Krayzelburg's parents moved to Los Angeles from Ukraine in 1989 when he was 13, leaving in part because of anti-Semitism. They received permission to emigrate by saying they planned to go to Israel.

But Krayzelburg had never actually been to Israel, and he seized this opportunity despite the violence that has killed more than 600 people since peace talks broke down in September.

"You see how people just go on with their lives despite the hard times, and you get into that way of just going about your business," Krayzelburg says.

He has been cautious, staying mainly in his hotel in Haifa, about 2 1/2 hours north of Jerusalem. But he did tour Jerusalem, where he visited holy sites, the parliament and a museum dedicated to Jewish children who were killed in the Holocaust.

"It's been a really emotional thing for me to see how the people stick together, fight for each other, care about each other and their gratitude to us for being here. It makes me proud to be Jewish," he says.

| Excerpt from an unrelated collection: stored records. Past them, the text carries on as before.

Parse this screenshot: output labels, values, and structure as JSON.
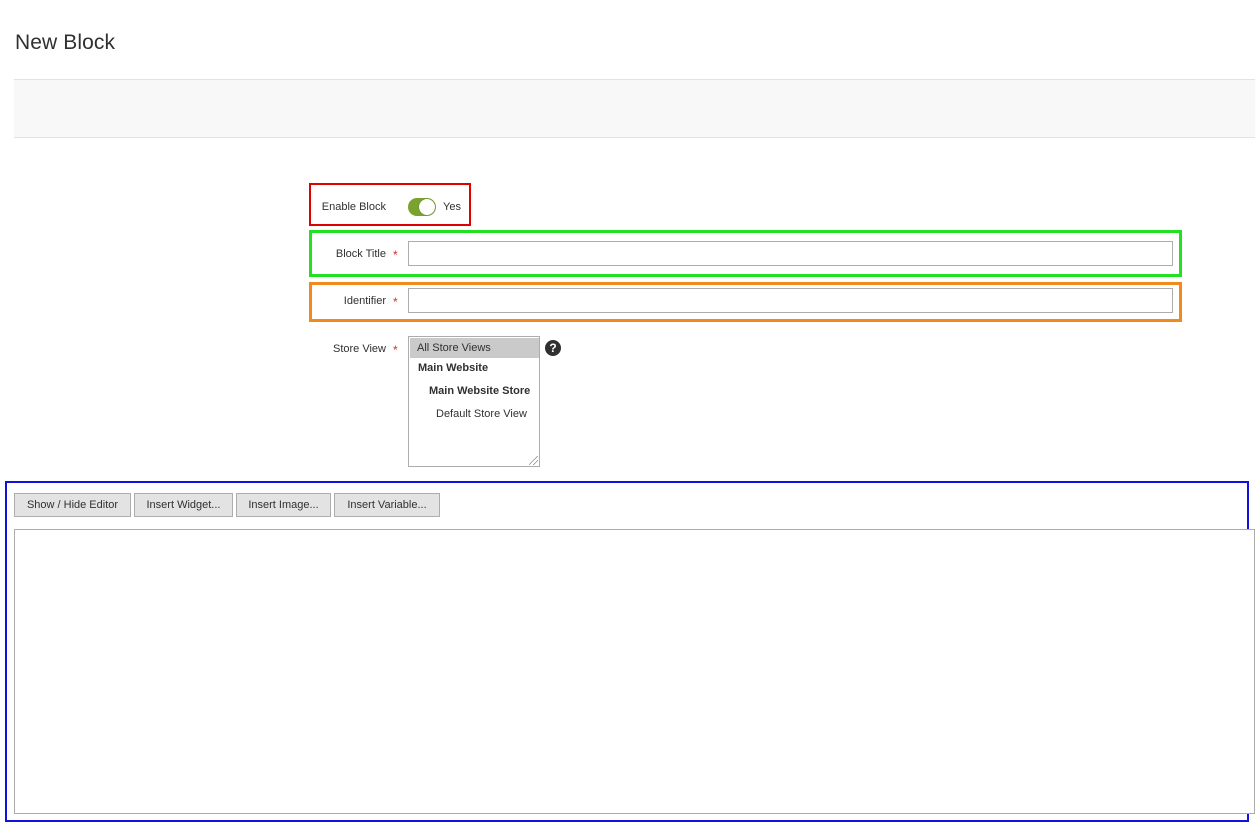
{
  "page": {
    "title": "New Block"
  },
  "form": {
    "enable_block": {
      "label": "Enable Block",
      "state_text": "Yes",
      "enabled": true,
      "toggle_color": "#79a22e"
    },
    "block_title": {
      "label": "Block Title",
      "required_mark": "*",
      "value": ""
    },
    "identifier": {
      "label": "Identifier",
      "required_mark": "*",
      "value": ""
    },
    "store_view": {
      "label": "Store View",
      "required_mark": "*",
      "help_icon": "?",
      "options": [
        {
          "label": "All Store Views",
          "selected": true
        },
        {
          "label": "Main Website",
          "selected": false
        },
        {
          "label": "Main Website Store",
          "selected": false
        },
        {
          "label": "Default Store View",
          "selected": false
        }
      ]
    }
  },
  "editor": {
    "buttons": {
      "show_hide": "Show / Hide Editor",
      "insert_widget": "Insert Widget...",
      "insert_image": "Insert Image...",
      "insert_variable": "Insert Variable..."
    },
    "content": ""
  },
  "highlight_colors": {
    "enable": "#e00000",
    "title": "#22e022",
    "identifier": "#f08a1c",
    "editor": "#1111dd"
  }
}
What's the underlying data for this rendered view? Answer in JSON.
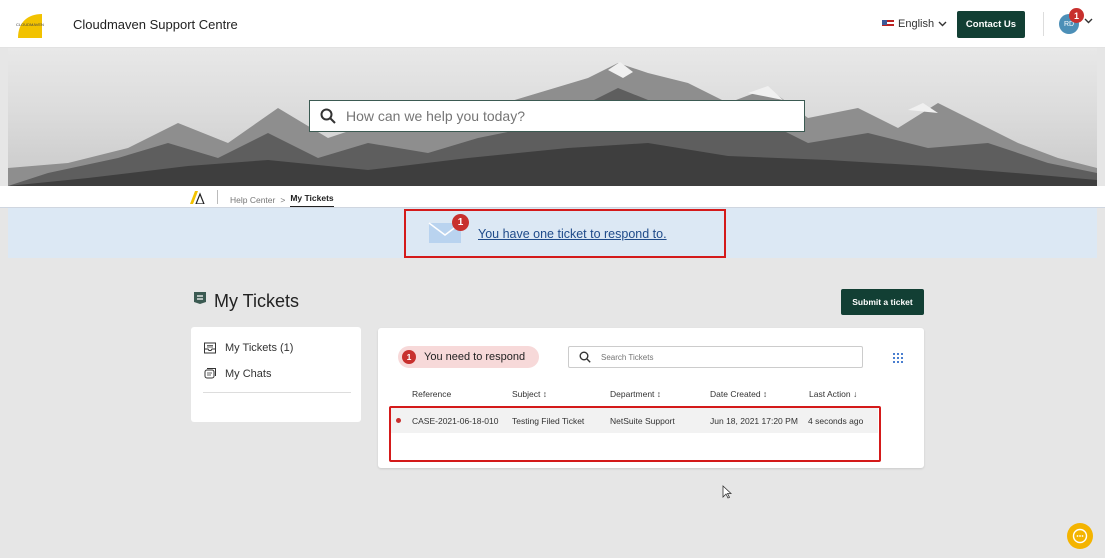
{
  "header": {
    "logo_text": "CLOUDMAVEN",
    "site_title": "Cloudmaven Support Centre",
    "language": "English",
    "contact_label": "Contact Us",
    "avatar_initials": "RD",
    "avatar_badge": "1"
  },
  "hero": {
    "search_placeholder": "How can we help you today?"
  },
  "breadcrumb": {
    "home": "Help Center",
    "separator": ">",
    "current": "My Tickets"
  },
  "notice": {
    "badge": "1",
    "text": "You have one ticket to respond to."
  },
  "tickets": {
    "title": "My Tickets",
    "submit_label": "Submit a ticket",
    "sidebar": [
      {
        "label": "My Tickets (1)"
      },
      {
        "label": "My Chats"
      }
    ],
    "filter": {
      "badge": "1",
      "label": "You need to respond"
    },
    "search_placeholder": "Search Tickets",
    "columns": [
      "Reference",
      "Subject ↕",
      "Department ↕",
      "Date Created ↕",
      "Last Action ↓"
    ],
    "rows": [
      {
        "reference": "CASE-2021-06-18-010",
        "subject": "Testing Filed Ticket",
        "department": "NetSuite Support",
        "date_created": "Jun 18, 2021 17:20 PM",
        "last_action": "4 seconds ago"
      }
    ]
  },
  "colors": {
    "brand_dark": "#123f34",
    "alert_red": "#c8302e",
    "notice_bg": "#dce8f4",
    "link_blue": "#1f4b8a",
    "chat_yellow": "#f4b400"
  }
}
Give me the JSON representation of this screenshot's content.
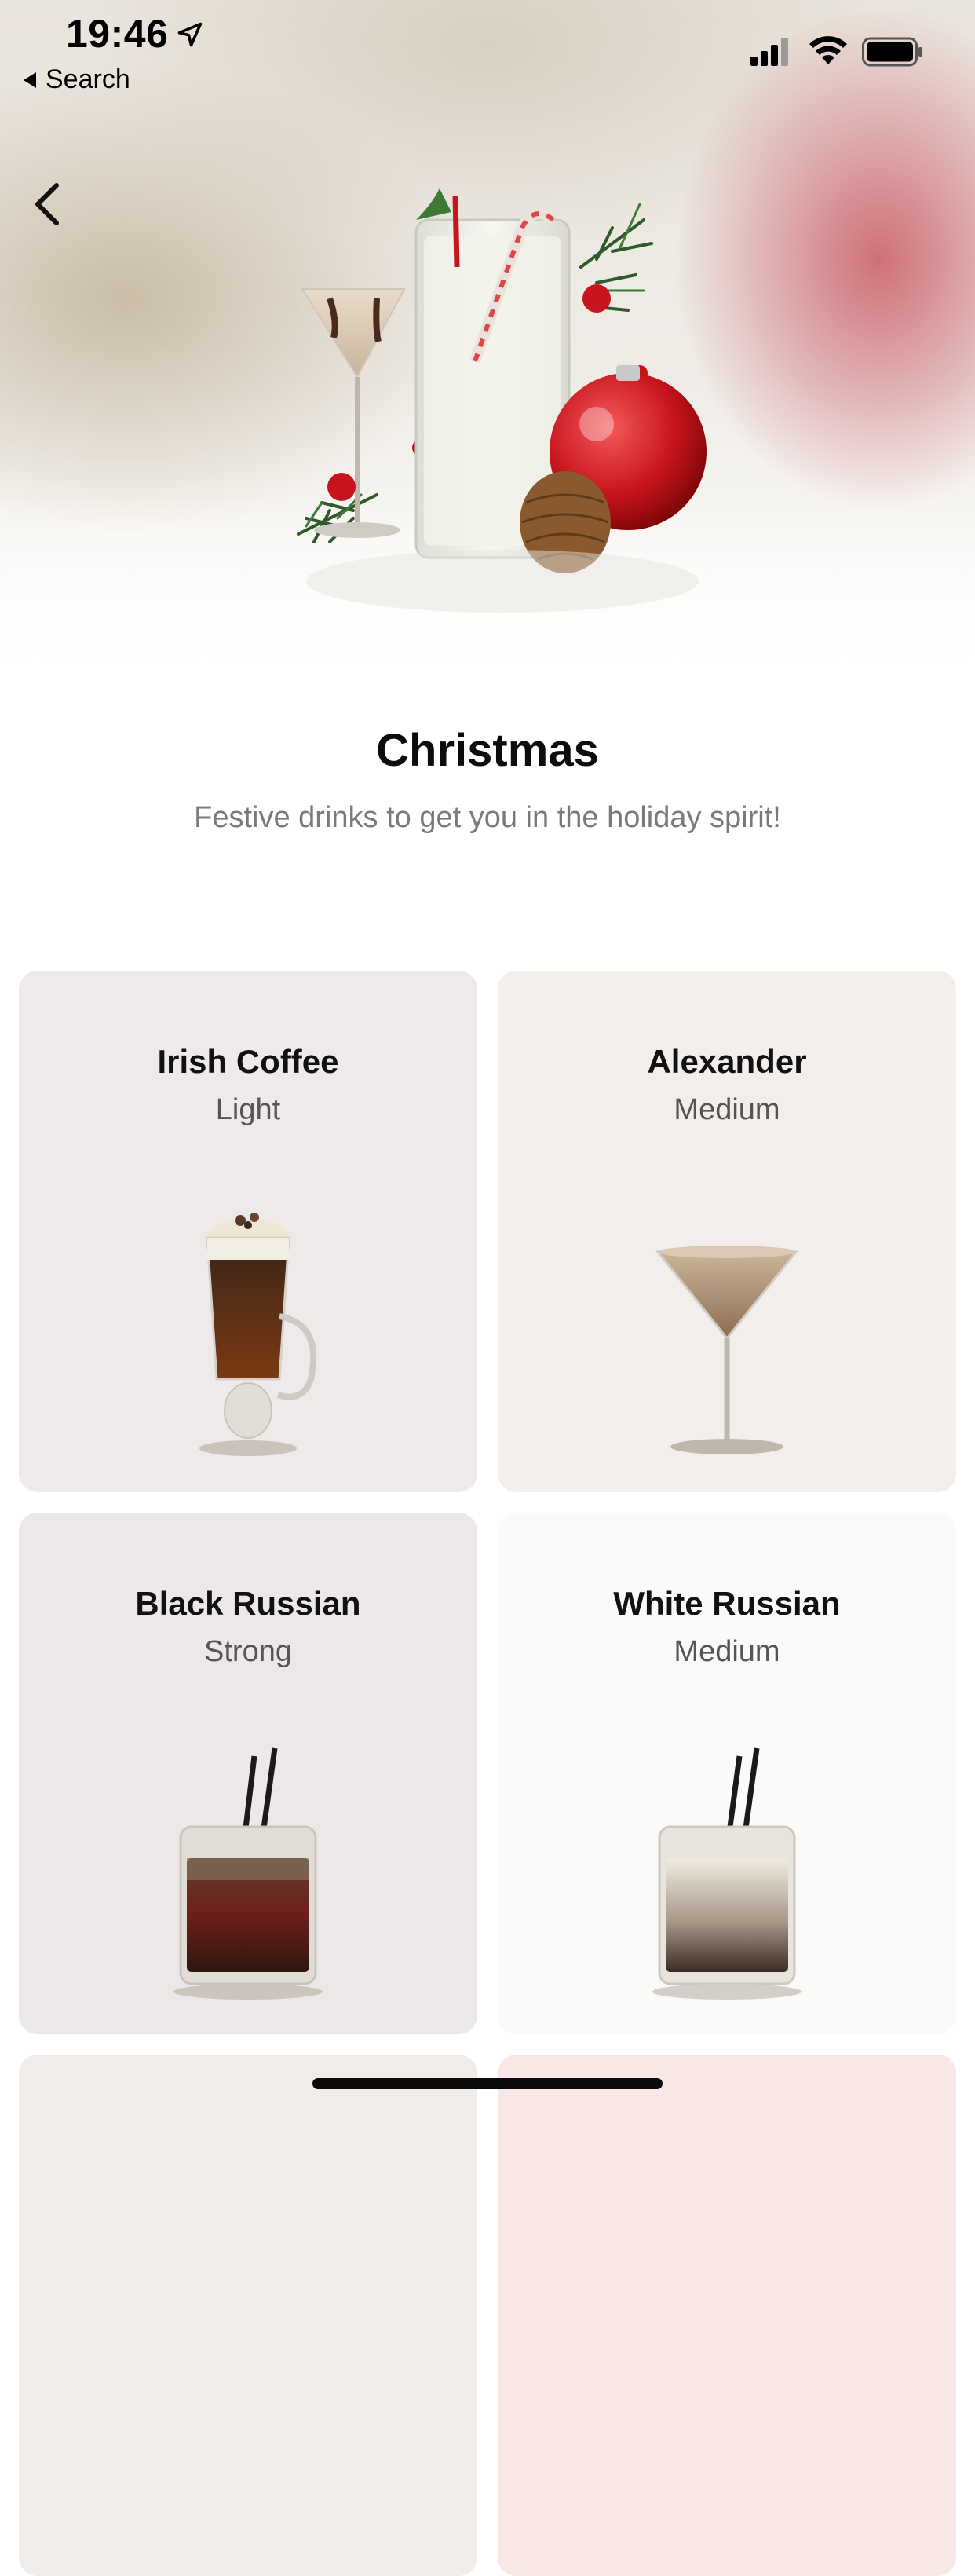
{
  "status_bar": {
    "time": "19:46",
    "back_label": "Search"
  },
  "header": {
    "title": "Christmas",
    "subtitle": "Festive drinks to get you in the holiday spirit!"
  },
  "cards": [
    {
      "name": "Irish Coffee",
      "strength": "Light"
    },
    {
      "name": "Alexander",
      "strength": "Medium"
    },
    {
      "name": "Black Russian",
      "strength": "Strong"
    },
    {
      "name": "White Russian",
      "strength": "Medium"
    }
  ],
  "colors": {
    "accent_red": "#c8242c",
    "card_bg": "#eeebea",
    "subtitle_gray": "#7a7a7a"
  },
  "icons": [
    "location-arrow-icon",
    "signal-icon",
    "wifi-icon",
    "battery-icon",
    "chevron-left-icon"
  ]
}
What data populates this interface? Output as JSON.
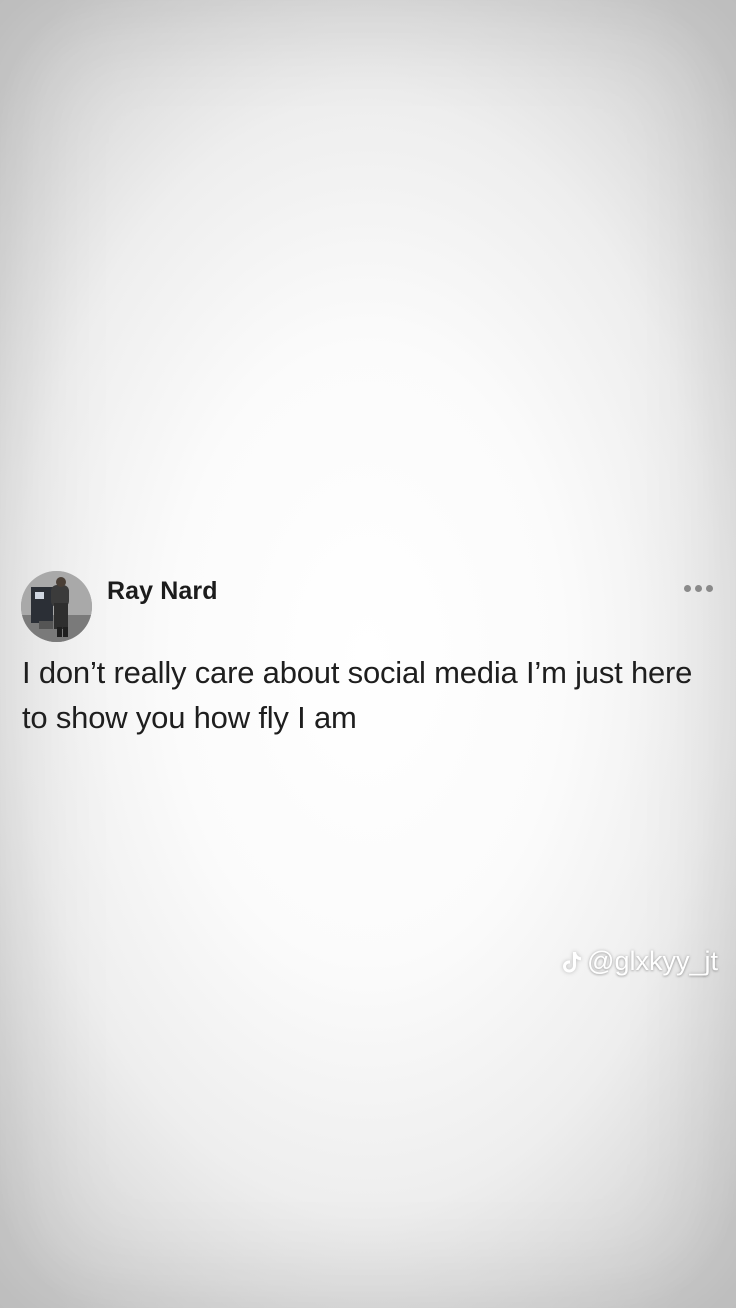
{
  "post": {
    "author_name": "Ray Nard",
    "text": "I don’t really care about social media I’m just here to show you how fly I am",
    "avatar_icon": "person-photo-avatar",
    "more_icon": "more-horizontal-icon"
  },
  "watermark": {
    "icon": "tiktok-logo-icon",
    "handle": "@glxkyy_jt"
  },
  "colors": {
    "background_center": "#ffffff",
    "background_edge": "#cfcfcf",
    "text": "#1e1e1e",
    "dots": "#8a8a8a",
    "watermark": "#ffffff"
  }
}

Krayzelburg will swim his final race, the medley relay, today, then spend 9 days in Odessa, Ukraine, where he still has family and friends. His departure from Israel will be a relief to his parents, Oleg and Yelena. "They call about three times a day, and sometimes my dad calls about every hour," Krayzelburg says.

When he returns home, he'll have arthroscopic surgery to repair a muscle tear in his left shoulder.

Krayzelburg says he isn't sure when he hurt it, but it has been bothering him since a meet in Vancouver in late May.

He'll be in a sling for about 3 weeks and says doctors estimate he will need 6-12 weeks of rehabilitation before he begins serious swimming again. "That's a long estimate," he says. "I don't believe it will really take quite that long."

World Championships: John Flanagan of Honolulu finished fourth in the 10-kilometer open-water swim at the FINA World Championships in Fukuoka, Japan, on Wednesday, and the duet team of Becky Martin (San Jose) and Lauren McFall (Sunnyvale, Calif.) qualified fourth for the finals in synchronized swimming.